The following are all quiz scores of a student in a statistics course. Each quiz was graded on a 10-point scale.



10,6,7,6,5,8

Assuming that these scores constitute an entire population, find the standard deviation of the population. Round your answer to at least two decimal places

Find the mean first = sum of scores/number of scores

Subtract each of the scores from the mean and square each difference. Find the sum of these squares.
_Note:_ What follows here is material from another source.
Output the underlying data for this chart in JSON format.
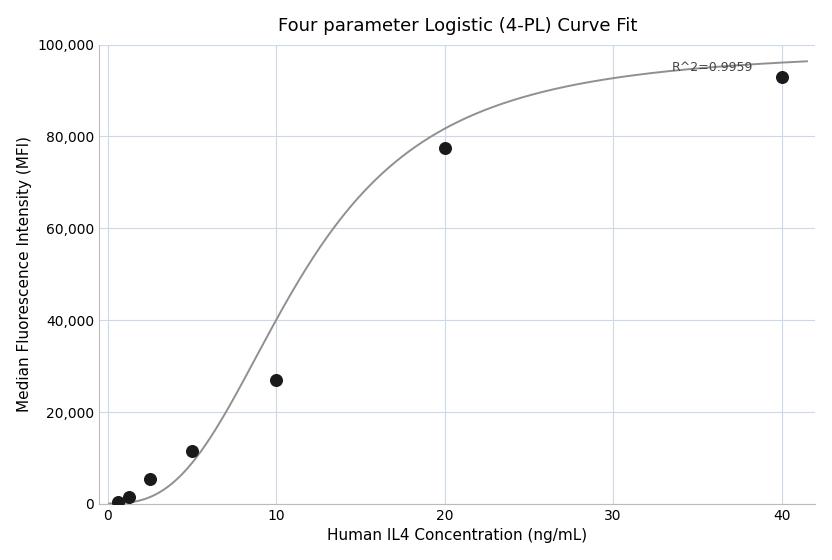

Divide that by the number of scores to get variance.

Standard deviation = square root of variance

I'll let you do the calculations.

To find the standard deviation of a population, you can use the following formula:

Σ(x - μ)² / N

Where:
Σ represents the sum of the values,
x represents each individual value,
μ represents the mean of the population,
N represents the total number of values.

First, calculate the mean (μ) of the population.
μ = (10 + 6 + 7 + 6 + 5 + 8) / 6
μ = 42 / 6
μ = 7

Next, calculate the squared differences between each value (x) and the mean (μ).
For each value:
(10 - 7)² = 9
(6 - 7)² = 1
(7 - 7)² = 0
(6 - 7)² = 1
(5 - 7)² = 4
(8 - 7)² = 1

Then, sum up all the squared differences:
Σ(x - μ)² = 9 + 1 + 0 + 1 + 4 + 1
Σ(x - μ)² = 16

Finally, divide the sum by the total number of values (N) and take the square root to find the standard deviation:
Standard deviation (σ) = √(Σ(x - μ)² / N)
Standard deviation (σ) = √(16 / 6)
Standard deviation (σ) ≈ √2.6667
Standard deviation (σ) ≈ 1.63

Therefore, the standard deviation of the population is approximately 1.63, rounded to two decimal places.

To find the standard deviation of a population, you can follow these steps:

Step 1: Calculate the mean of the population.
To find the mean, add up all the scores and divide it by the number of scores.

Mean = (10 + 6 + 7 + 6 + 5 + 8) / 6 = 42 / 6 = 7

Step 2: Calculate the deviation for each score.
Subtract the mean from each score to find the deviation of that score from the mean.

Deviation = Score - Mean

For the given scores, the deviations are:
10 - 7 = 3
6 - 7 = -1
7 - 7 = 0
6 - 7 = -1
5 - 7 = -2
8 - 7 = 1

Step 3: Square each deviation.
Square each deviation calculated in step 2.

Squared Deviation = Deviation^2

For the given scores, the squared deviations are:
3^2 = 9
(-1)^2 = 1
0^2 = 0
(-1)^2 = 1
(-2)^2 = 4
1^2 = 1

Step 4: Calculate the variance.
Add up all the squared deviations and divide it by the number of scores to find the variance.

Variance = (9 + 1 + 0 + 1 + 4 + 1) / 6 = 16 / 6 = 2.66 (rounded to two decimal places)

Step 5: Calculate the standard deviation.
Take the square root of the variance to find the standard deviation.

Standard Deviation = √Variance = √2.66 ≈ 1.63 (rounded to two decimal places)

Therefore, the standard deviation of the given population is approximately 1.63.